Der 5. Strafsenat des Oberlandesgerichts Stuttgart hat mit Beschluss vom 01.07.2019 die Kosten, die durch die im März 2019 erfolgte Aussetzung der Hauptverhandlung in einem Staatsschutzverfahren verursacht wurden, der Wahlverteidigerin auferlegt. Er sah die Voraussetzungen des § 145 Abs. 4 StPO als erfüllt an, wonach einem Verteidiger die durch eine Aussetzung verursachten Kosten aufzuerlegen sind, wenn durch seine Schuld die Aussetzung erforderlich wird.

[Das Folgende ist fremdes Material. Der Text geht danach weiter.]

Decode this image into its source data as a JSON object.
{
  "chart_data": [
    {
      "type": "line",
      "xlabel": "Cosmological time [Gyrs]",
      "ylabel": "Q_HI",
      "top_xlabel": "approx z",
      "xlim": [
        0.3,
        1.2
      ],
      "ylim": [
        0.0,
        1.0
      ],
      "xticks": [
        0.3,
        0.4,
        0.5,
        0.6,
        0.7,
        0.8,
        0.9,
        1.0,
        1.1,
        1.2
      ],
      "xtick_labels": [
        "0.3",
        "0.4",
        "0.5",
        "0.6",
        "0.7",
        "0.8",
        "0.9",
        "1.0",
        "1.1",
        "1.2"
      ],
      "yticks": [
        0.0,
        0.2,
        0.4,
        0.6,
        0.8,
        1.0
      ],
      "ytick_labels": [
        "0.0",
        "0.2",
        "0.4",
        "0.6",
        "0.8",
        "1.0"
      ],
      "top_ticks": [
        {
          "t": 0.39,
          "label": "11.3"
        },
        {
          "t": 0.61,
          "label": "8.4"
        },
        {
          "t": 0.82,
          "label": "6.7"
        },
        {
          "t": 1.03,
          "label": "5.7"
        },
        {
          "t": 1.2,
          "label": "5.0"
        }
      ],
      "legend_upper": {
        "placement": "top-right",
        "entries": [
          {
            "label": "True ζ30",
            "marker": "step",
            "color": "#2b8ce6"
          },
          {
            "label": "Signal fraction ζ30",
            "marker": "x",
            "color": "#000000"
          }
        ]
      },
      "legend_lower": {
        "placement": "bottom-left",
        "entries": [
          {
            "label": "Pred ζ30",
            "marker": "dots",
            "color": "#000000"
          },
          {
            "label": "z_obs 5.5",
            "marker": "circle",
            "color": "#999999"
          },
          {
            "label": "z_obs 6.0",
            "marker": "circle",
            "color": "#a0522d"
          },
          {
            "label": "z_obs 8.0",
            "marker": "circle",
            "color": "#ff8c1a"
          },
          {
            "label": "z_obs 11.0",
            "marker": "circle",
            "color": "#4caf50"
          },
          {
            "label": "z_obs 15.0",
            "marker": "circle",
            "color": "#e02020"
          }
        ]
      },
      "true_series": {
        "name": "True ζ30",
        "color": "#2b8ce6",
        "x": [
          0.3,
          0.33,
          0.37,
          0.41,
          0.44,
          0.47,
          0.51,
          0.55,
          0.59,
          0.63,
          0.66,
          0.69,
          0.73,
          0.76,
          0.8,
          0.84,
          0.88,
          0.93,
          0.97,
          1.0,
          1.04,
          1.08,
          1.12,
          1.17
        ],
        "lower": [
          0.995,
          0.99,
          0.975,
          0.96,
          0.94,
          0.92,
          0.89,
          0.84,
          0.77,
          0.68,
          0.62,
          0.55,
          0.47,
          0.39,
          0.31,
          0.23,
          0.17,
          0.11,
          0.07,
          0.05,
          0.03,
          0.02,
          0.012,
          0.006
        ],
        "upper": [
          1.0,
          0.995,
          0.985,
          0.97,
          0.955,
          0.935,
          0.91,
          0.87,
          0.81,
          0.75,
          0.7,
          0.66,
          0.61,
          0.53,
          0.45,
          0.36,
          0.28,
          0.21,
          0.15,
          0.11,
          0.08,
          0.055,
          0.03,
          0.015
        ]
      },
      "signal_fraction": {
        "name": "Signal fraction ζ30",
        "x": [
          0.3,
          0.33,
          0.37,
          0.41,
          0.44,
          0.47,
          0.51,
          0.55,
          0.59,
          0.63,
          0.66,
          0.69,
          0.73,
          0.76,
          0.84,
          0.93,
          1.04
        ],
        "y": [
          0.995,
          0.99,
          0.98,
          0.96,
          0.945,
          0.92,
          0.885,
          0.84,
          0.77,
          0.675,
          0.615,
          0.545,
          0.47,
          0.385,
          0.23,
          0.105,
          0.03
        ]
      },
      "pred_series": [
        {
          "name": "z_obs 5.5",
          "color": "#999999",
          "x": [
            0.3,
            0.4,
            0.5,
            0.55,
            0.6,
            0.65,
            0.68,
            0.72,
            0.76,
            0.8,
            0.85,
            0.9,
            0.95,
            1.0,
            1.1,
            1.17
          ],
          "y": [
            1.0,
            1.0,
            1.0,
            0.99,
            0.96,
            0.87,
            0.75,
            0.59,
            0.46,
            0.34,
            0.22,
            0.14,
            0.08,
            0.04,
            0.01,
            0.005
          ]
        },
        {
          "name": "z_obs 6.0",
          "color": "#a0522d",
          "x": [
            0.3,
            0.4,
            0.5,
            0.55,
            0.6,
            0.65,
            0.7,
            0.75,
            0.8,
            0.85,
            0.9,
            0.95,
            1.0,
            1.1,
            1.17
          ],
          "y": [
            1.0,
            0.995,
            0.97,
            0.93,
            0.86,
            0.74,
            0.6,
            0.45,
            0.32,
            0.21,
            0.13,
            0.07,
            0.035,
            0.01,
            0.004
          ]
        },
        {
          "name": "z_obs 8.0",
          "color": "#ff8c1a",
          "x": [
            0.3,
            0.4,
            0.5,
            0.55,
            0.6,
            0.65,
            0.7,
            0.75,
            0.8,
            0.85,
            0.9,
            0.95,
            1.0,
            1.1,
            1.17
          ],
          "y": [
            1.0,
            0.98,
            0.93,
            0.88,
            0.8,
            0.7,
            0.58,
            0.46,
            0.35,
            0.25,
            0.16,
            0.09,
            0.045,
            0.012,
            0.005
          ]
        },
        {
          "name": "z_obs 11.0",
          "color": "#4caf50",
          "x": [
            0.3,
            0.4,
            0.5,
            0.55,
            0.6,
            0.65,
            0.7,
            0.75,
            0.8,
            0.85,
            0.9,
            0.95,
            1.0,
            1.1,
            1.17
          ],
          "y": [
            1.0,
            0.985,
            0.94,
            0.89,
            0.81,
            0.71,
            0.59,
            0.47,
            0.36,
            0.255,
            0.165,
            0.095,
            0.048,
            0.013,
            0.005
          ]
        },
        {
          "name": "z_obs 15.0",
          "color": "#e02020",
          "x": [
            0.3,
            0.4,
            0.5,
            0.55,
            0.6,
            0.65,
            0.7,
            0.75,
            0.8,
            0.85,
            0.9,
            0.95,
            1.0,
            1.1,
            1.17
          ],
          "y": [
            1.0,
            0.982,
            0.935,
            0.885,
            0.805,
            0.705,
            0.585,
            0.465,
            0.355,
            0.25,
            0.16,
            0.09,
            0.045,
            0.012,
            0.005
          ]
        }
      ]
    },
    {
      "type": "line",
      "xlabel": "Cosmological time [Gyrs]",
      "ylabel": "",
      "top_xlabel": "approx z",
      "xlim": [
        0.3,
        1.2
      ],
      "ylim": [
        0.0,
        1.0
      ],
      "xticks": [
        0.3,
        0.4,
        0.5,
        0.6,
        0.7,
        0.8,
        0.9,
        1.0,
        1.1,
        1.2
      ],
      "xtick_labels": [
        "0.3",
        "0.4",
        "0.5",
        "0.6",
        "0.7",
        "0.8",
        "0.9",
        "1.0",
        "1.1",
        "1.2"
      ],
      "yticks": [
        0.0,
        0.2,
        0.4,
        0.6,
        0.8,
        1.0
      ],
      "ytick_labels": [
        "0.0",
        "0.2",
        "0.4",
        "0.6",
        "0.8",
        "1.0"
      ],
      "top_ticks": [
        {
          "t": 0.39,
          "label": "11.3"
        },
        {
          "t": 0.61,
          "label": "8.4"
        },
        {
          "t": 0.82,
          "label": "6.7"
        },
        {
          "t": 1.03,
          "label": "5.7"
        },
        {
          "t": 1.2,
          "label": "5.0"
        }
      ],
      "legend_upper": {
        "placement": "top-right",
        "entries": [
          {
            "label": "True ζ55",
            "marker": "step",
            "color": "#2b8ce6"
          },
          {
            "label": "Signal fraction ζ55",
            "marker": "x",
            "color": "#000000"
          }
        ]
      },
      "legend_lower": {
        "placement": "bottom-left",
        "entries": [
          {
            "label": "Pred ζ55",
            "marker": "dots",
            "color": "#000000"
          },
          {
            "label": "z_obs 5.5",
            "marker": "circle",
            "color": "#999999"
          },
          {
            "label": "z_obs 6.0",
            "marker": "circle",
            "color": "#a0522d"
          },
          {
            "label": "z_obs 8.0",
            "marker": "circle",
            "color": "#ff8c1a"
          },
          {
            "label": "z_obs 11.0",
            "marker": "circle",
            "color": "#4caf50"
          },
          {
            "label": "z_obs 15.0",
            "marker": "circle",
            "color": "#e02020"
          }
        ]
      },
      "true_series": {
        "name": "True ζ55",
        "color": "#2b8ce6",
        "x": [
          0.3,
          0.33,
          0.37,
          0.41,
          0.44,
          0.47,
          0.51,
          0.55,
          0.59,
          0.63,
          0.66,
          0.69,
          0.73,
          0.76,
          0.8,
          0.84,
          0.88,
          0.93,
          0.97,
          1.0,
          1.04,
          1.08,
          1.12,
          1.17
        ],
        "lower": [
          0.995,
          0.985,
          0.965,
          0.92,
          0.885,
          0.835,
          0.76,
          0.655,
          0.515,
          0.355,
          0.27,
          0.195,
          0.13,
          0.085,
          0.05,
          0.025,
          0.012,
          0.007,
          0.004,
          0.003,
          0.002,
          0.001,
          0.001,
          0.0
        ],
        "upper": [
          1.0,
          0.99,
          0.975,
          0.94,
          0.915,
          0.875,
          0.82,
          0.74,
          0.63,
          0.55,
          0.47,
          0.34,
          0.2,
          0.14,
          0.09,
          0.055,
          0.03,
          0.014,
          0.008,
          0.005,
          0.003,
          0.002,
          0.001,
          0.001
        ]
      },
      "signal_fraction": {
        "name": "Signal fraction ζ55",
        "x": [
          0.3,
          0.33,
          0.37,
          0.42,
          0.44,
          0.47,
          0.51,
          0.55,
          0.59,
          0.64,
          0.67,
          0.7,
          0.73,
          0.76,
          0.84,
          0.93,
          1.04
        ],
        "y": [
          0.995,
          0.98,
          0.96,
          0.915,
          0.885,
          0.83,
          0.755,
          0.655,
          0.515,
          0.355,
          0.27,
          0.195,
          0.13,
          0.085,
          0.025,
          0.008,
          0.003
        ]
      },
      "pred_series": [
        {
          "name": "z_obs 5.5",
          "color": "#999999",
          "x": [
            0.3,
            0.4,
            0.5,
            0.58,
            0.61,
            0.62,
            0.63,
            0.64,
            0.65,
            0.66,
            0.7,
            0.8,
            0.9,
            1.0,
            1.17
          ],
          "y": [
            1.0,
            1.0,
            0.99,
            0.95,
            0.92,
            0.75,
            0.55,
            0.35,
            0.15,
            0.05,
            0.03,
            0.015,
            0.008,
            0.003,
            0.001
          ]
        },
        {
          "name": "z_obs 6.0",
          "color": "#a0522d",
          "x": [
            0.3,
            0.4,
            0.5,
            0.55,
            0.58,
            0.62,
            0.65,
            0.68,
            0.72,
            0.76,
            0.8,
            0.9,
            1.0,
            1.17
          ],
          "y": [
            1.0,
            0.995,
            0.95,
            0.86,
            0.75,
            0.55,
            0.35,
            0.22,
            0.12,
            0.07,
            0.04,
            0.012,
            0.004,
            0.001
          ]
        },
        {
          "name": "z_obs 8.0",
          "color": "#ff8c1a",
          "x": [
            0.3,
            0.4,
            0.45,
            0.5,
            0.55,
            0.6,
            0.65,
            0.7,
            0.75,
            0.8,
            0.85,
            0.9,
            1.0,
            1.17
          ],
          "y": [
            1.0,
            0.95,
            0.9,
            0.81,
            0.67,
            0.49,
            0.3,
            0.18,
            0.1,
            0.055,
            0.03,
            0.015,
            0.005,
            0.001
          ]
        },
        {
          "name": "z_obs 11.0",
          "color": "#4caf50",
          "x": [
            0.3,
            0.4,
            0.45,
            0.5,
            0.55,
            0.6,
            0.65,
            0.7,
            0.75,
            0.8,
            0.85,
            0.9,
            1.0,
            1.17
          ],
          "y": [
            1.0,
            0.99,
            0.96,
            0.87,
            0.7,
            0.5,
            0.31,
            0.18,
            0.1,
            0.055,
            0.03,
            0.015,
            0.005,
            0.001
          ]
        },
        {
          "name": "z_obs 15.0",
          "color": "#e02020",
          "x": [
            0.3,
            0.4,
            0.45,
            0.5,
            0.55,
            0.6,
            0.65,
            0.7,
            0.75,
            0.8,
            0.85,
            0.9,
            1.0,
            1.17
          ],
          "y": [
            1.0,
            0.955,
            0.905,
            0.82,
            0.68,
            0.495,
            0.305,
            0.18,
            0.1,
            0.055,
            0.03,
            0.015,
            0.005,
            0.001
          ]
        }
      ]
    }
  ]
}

Pflichtverteidiger erkrankt

Die Anklage wirft dem 34-jährigen Angeklagten unter anderem vor, in zehn Fällen die ausländische terroristische Vereinigung IS unterstützt und in vier Fällen für sie um Mitglieder und Unterstützer geworben zu haben. Nachdem der Senat seit 17.01.2019 bereits an fünf Tagen verhandelt hatte, war am 12. und 14.03.2019 der bestellte Verteidiger jeweils mit ärztlichem Attest entschuldigt krankheitsbedingt nicht anwesend.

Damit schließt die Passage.